Leo looked up, eyes bright. "Grandma, you're like the sphinx. You know everything."

Margaret laughed, a warm, throaty sound that had deepened over seventy-eight years. "The sphinx had riddles, Leo. I just have memories."

She thought of her father, a man who'd worked three jobs during the Depression but still found time to teach her that cleverness—being what folks called "sly as a fox"—wasn't about trickery. It was about survival, about finding another way when the door closed. He'd built a legacy not of monuments but of children who knew how to solve problems.

"Your Great-Grandpa Abe would have loved seeing you build like that," she said. "He always said wisdom wasn't about knowing answers. It was about asking better questions."

Leo added one more block to his pyramid. "Was he smart like you?"

"He was different." Margaret's hands stilled. "He understood that life isn't about running toward something, Leo.

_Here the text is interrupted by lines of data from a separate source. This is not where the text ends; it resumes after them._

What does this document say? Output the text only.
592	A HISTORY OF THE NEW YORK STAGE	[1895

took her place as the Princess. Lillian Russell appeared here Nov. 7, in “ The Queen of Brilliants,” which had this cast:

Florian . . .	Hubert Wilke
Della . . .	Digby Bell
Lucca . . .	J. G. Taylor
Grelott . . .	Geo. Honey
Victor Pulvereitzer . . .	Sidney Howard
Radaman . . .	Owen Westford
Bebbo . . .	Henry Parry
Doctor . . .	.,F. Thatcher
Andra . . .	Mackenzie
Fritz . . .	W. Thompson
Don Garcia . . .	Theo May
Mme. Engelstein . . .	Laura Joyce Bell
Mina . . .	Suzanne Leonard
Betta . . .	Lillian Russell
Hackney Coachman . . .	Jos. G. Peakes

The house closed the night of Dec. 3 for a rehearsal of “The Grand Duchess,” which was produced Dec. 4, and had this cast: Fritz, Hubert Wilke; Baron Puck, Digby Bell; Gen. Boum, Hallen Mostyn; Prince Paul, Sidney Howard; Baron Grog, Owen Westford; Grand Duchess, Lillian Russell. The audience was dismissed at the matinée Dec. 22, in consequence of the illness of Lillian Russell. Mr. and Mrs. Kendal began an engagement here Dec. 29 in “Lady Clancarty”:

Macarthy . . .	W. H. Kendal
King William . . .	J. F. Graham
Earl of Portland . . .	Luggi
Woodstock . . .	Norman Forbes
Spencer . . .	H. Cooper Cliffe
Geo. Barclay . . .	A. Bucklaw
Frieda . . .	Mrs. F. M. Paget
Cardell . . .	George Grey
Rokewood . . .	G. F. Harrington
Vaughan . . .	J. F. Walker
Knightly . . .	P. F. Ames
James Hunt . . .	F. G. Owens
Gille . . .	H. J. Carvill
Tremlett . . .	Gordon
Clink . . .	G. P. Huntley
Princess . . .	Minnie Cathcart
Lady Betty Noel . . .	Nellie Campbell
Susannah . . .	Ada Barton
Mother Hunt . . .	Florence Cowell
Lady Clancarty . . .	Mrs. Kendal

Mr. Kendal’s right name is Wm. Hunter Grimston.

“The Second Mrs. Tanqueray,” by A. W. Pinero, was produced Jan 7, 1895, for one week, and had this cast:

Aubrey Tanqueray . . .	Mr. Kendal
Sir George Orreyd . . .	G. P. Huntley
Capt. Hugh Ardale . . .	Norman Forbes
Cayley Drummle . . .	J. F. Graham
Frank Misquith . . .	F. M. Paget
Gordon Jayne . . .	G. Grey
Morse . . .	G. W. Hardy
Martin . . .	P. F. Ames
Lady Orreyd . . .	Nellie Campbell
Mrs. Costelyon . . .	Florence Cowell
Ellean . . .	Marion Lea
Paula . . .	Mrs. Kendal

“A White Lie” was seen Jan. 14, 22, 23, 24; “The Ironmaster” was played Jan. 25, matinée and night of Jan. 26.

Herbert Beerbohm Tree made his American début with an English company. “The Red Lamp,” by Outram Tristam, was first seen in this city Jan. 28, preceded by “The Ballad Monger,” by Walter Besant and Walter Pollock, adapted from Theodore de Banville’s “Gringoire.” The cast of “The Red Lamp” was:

It's about what you leave behind when you stop running."

She glanced at the photograph on the mantelpiece—Abe in his later years, surrounded by four generations, his eyes crinkled with the same gentle humor she saw in Leo's face.

"You know what he told me once?" Margaret continued. "He said, 'Maggie, a pyramid without a heart is just a pile of stones. Family, kindness, curiosity—those are the blocks that matter.'"

Leo tilted his head, processing. "So being sly like a fox isn't about being tricky?"

"No, sweetheart. It's about being wise enough to know what's worth keeping." Margaret's voice softened. "And what's worth passing on."